De gemeente kan besluiten dat een huisgenoot of partner geen gebruikelijke hulp kan leveren als deze zodanige gezondheidsproblemen heeft dat redelijkerwijs geconcludeerd moet worden dat de betreffende taken niet door hem uitgevoerd kunnen worden. Er moet altijd onderzocht worden of een leefeenheid, gegeven de voor die leefeenheid geldende gebruikelijke hulp, door de (chronische) uitval van een gezinslid niet alsnog onevenredig belast wordt en overbelasting dreigt. Wanneer een partner of huisgenoot gezondheidsproblemen en beperkingen heeft of door de combinatie van een (volledige) baan of opleiding en het voeren van het huishouden overbelast dreigt te raken, zullen de (medische) gegevens ter onderbouwing daarvan door de inwoner moeten worden aangeleverd. De gemeente moet zich daar dan een geobjectiveerd oordeel over vormen. Wanneer de dreigende overbelasting aanwezig is, maar wordt veroorzaakt door een combinatie van werk en gebruikelijke hulp en andere activiteiten dan werk en huishouden, gaan werk en gebruikelijke hulp voor. Vrijetijdsbesteding kan op zich geen reden zijn om een indicatie te stellen. De ondersteuning vanuit de gemeente zal veelal van tijdelijke aard zijn om te zorgen dat de leefeenheid andere oplossingen kan vinden en de overbelasting kan herstellen.
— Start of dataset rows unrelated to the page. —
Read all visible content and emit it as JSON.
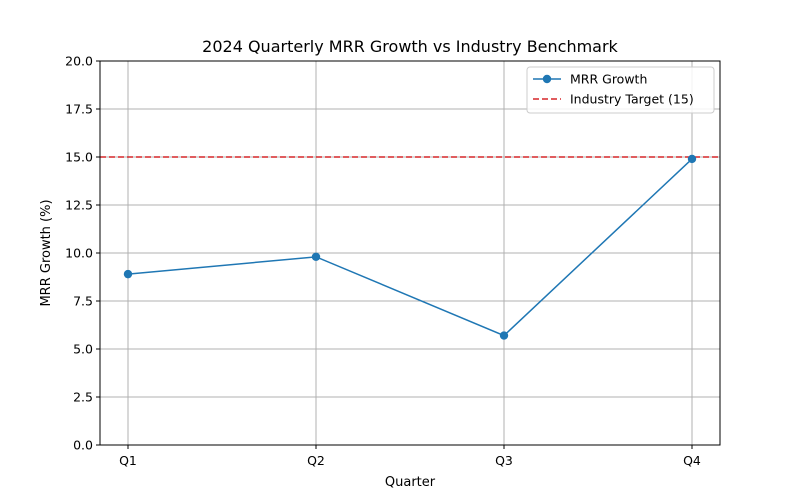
{
  "chart_data": {
    "type": "line",
    "title": "2024 Quarterly MRR Growth vs Industry Benchmark",
    "xlabel": "Quarter",
    "ylabel": "MRR Growth (%)",
    "categories": [
      "Q1",
      "Q2",
      "Q3",
      "Q4"
    ],
    "ylim": [
      0,
      20
    ],
    "yticks": [
      "0.0",
      "2.5",
      "5.0",
      "7.5",
      "10.0",
      "12.5",
      "15.0",
      "17.5",
      "20.0"
    ],
    "grid": true,
    "legend_position": "top-right",
    "series": [
      {
        "name": "MRR Growth",
        "values": [
          8.9,
          9.8,
          5.7,
          14.9
        ],
        "color": "#1f77b4",
        "marker": "circle",
        "line_style": "solid"
      }
    ],
    "reference_lines": [
      {
        "name": "Industry Target (15)",
        "value": 15,
        "color": "#d62728",
        "line_style": "dashed"
      }
    ]
  }
}
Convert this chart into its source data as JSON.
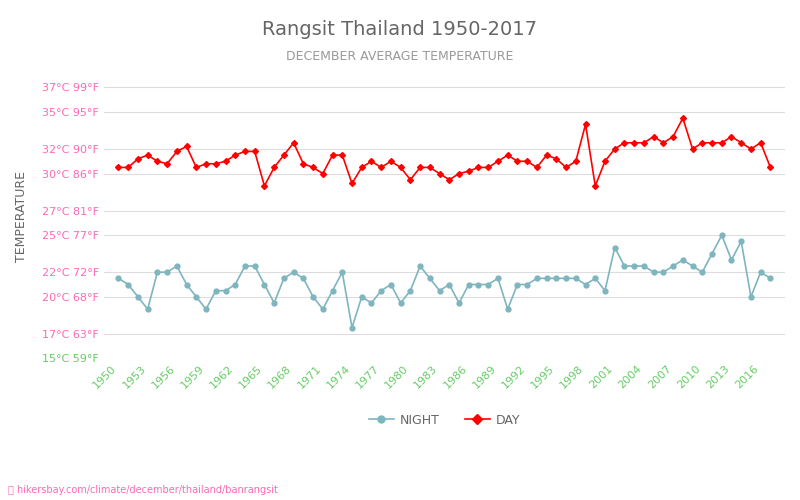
{
  "title": "Rangsit Thailand 1950-2017",
  "subtitle": "DECEMBER AVERAGE TEMPERATURE",
  "ylabel": "TEMPERATURE",
  "watermark": "hikersbay.com/climate/december/thailand/banrangsit",
  "ylim_c": [
    15,
    38
  ],
  "yticks_c": [
    15,
    17,
    20,
    22,
    25,
    27,
    30,
    32,
    35,
    37
  ],
  "ytick_labels": [
    "15°C 59°F",
    "17°C 63°F",
    "20°C 68°F",
    "22°C 72°F",
    "25°C 77°F",
    "27°C 81°F",
    "30°C 86°F",
    "32°C 90°F",
    "35°C 95°F",
    "37°C 99°F"
  ],
  "years": [
    1950,
    1951,
    1952,
    1953,
    1954,
    1955,
    1956,
    1957,
    1958,
    1959,
    1960,
    1961,
    1962,
    1963,
    1964,
    1965,
    1966,
    1967,
    1968,
    1969,
    1970,
    1971,
    1972,
    1973,
    1974,
    1975,
    1976,
    1977,
    1978,
    1979,
    1980,
    1981,
    1982,
    1983,
    1984,
    1985,
    1986,
    1987,
    1988,
    1989,
    1990,
    1991,
    1992,
    1993,
    1994,
    1995,
    1996,
    1997,
    1998,
    1999,
    2000,
    2001,
    2002,
    2003,
    2004,
    2005,
    2006,
    2007,
    2008,
    2009,
    2010,
    2011,
    2012,
    2013,
    2014,
    2015,
    2016,
    2017
  ],
  "day_temps": [
    30.5,
    30.5,
    31.2,
    31.5,
    31.0,
    30.8,
    31.8,
    32.2,
    30.5,
    30.8,
    30.8,
    31.0,
    31.5,
    31.8,
    31.8,
    29.0,
    30.5,
    31.5,
    32.5,
    30.8,
    30.5,
    30.0,
    31.5,
    31.5,
    29.2,
    30.5,
    31.0,
    30.5,
    31.0,
    30.5,
    29.5,
    30.5,
    30.5,
    30.0,
    29.5,
    30.0,
    30.2,
    30.5,
    30.5,
    31.0,
    31.5,
    31.0,
    31.0,
    30.5,
    31.5,
    31.2,
    30.5,
    31.0,
    34.0,
    29.0,
    31.0,
    32.0,
    32.5,
    32.5,
    32.5,
    33.0,
    32.5,
    33.0,
    34.5,
    32.0,
    32.5,
    32.5,
    32.5,
    33.0,
    32.5,
    32.0,
    32.5,
    30.5
  ],
  "night_temps": [
    21.5,
    21.0,
    20.0,
    19.0,
    22.0,
    22.0,
    22.5,
    21.0,
    20.0,
    19.0,
    20.5,
    20.5,
    21.0,
    22.5,
    22.5,
    21.0,
    19.5,
    21.5,
    22.0,
    21.5,
    20.0,
    19.0,
    20.5,
    22.0,
    17.5,
    20.0,
    19.5,
    20.5,
    21.0,
    19.5,
    20.5,
    22.5,
    21.5,
    20.5,
    21.0,
    19.5,
    21.0,
    21.0,
    21.0,
    21.5,
    19.0,
    21.0,
    21.0,
    21.5,
    21.5,
    21.5,
    21.5,
    21.5,
    21.0,
    21.5,
    20.5,
    24.0,
    22.5,
    22.5,
    22.5,
    22.0,
    22.0,
    22.5,
    23.0,
    22.5,
    22.0,
    23.5,
    25.0,
    23.0,
    24.5,
    20.0,
    22.0,
    21.5
  ],
  "day_color": "#ff0000",
  "night_color": "#7eb5bf",
  "title_color": "#666666",
  "subtitle_color": "#999999",
  "ylabel_color": "#666666",
  "ytick_color_normal": "#ff69b4",
  "ytick_color_15": "#66cc66",
  "grid_color": "#dddddd",
  "xtick_color": "#66cc66",
  "legend_night_color": "#7eb5bf",
  "legend_day_color": "#ff0000",
  "bg_color": "#ffffff"
}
In terminale of andere chronische situaties waarin huisgenoten zwaar belast worden met zorgtaken kunnen de normeringen betreffende gebruikelijke hulp soepeler worden gehanteerd, mits gemotiveerd.
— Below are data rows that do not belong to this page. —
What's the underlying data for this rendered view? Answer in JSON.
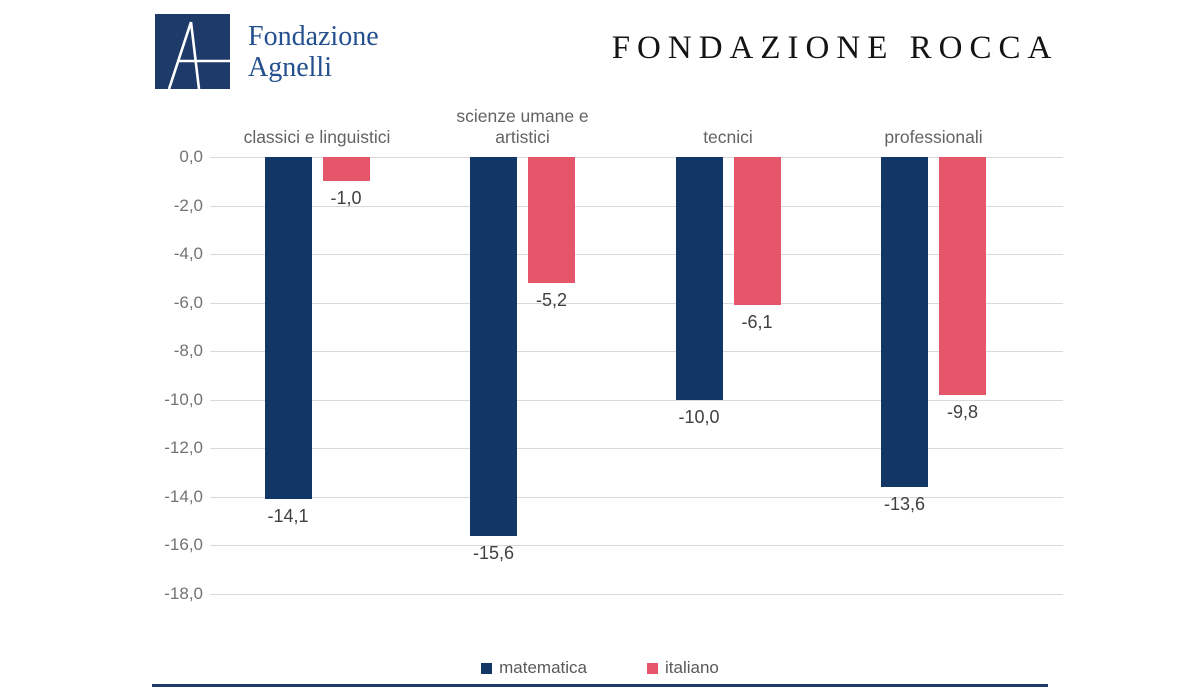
{
  "header": {
    "logo_line1": "Fondazione",
    "logo_line2": "Agnelli",
    "title": "FONDAZIONE ROCCA"
  },
  "colors": {
    "matematica": "#123767",
    "italiano": "#e5566b",
    "logo_navy": "#1e3a69",
    "grid": "#d9d9d9"
  },
  "chart_data": {
    "type": "bar",
    "categories": [
      "classici e linguistici",
      "scienze umane e\nartistici",
      "tecnici",
      "professionali"
    ],
    "series": [
      {
        "name": "matematica",
        "color": "#123767",
        "values": [
          -14.1,
          -15.6,
          -10.0,
          -13.6
        ],
        "labels": [
          "-14,1",
          "-15,6",
          "-10,0",
          "-13,6"
        ]
      },
      {
        "name": "italiano",
        "color": "#e5566b",
        "values": [
          -1.0,
          -5.2,
          -6.1,
          -9.8
        ],
        "labels": [
          "-1,0",
          "-5,2",
          "-6,1",
          "-9,8"
        ]
      }
    ],
    "y_ticks": [
      "0,0",
      "-2,0",
      "-4,0",
      "-6,0",
      "-8,0",
      "-10,0",
      "-12,0",
      "-14,0",
      "-16,0",
      "-18,0"
    ],
    "ylim": [
      0,
      -18
    ],
    "grid": true,
    "legend_position": "bottom"
  },
  "legend": {
    "items": [
      {
        "label": "matematica",
        "color": "#123767"
      },
      {
        "label": "italiano",
        "color": "#e5566b"
      }
    ]
  }
}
Algemeen gebruikelijke voorzieningen zijn in principe voor iedereen beschikbaar, of mensen nu wel of geen beperking hebben. Wat in een concrete situatie algemeen gebruikelijk is, hangt af van de op dat moment geldende maatschappelijke normen en van de individuele situatie van de inwoner.
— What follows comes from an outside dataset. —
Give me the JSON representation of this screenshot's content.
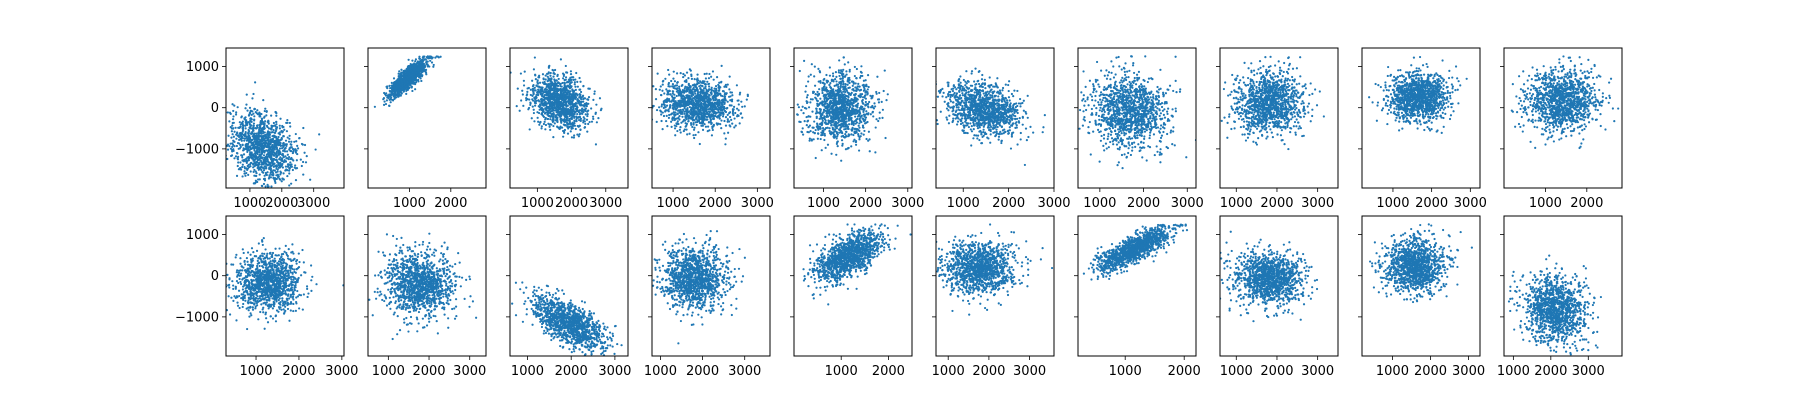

Algemeen gebruikelijke voorzieningen hoeven niet vanuit de Wmo te worden verstrekt. Een voorziening is algemeen gebruikelijk als die:
• niet speciaal bedoeld is voor mensen met een beperking én;
• in de reguliere handel verkrijgbaar is, én;
• in prijs vergelijkbaar is met soortgelijke producten.
De jurisprudentie verwoordt het zo: “een voorziening waarvan aannemelijk is te achten dat belanghebbende daarover ook zou hebben beschikt als hij niet gehandicapt was” (zie o.a. CRvB 14-07-2010, nr. 09/562). Bovendien blijkt uit jurisprudentie dat een voorziening voor de ene persoon wel algemeen gebruikelijk kan zijn en voor de ander niet. Zo kunnen beugels in het toilet voor een persoon van boven de 70 jaar algemeen gebruikelijk zijn, maar voor een jongere persoon die na een ongeluk gehandicapt is geraakt, juist niet. Uitzonderingen op deze criteria zijn situaties waarin:
• de handicap plotseling ontstaat, waardoor algemeen gebruikelijke voorzieningen eerder dan normaal aangeschaft of vervangen moeten worden;
• de inwoner een inkomen heeft, dat door aantoonbare kosten van de handicap onder de voor hem geldende bijstandsnorm dreigt te komen.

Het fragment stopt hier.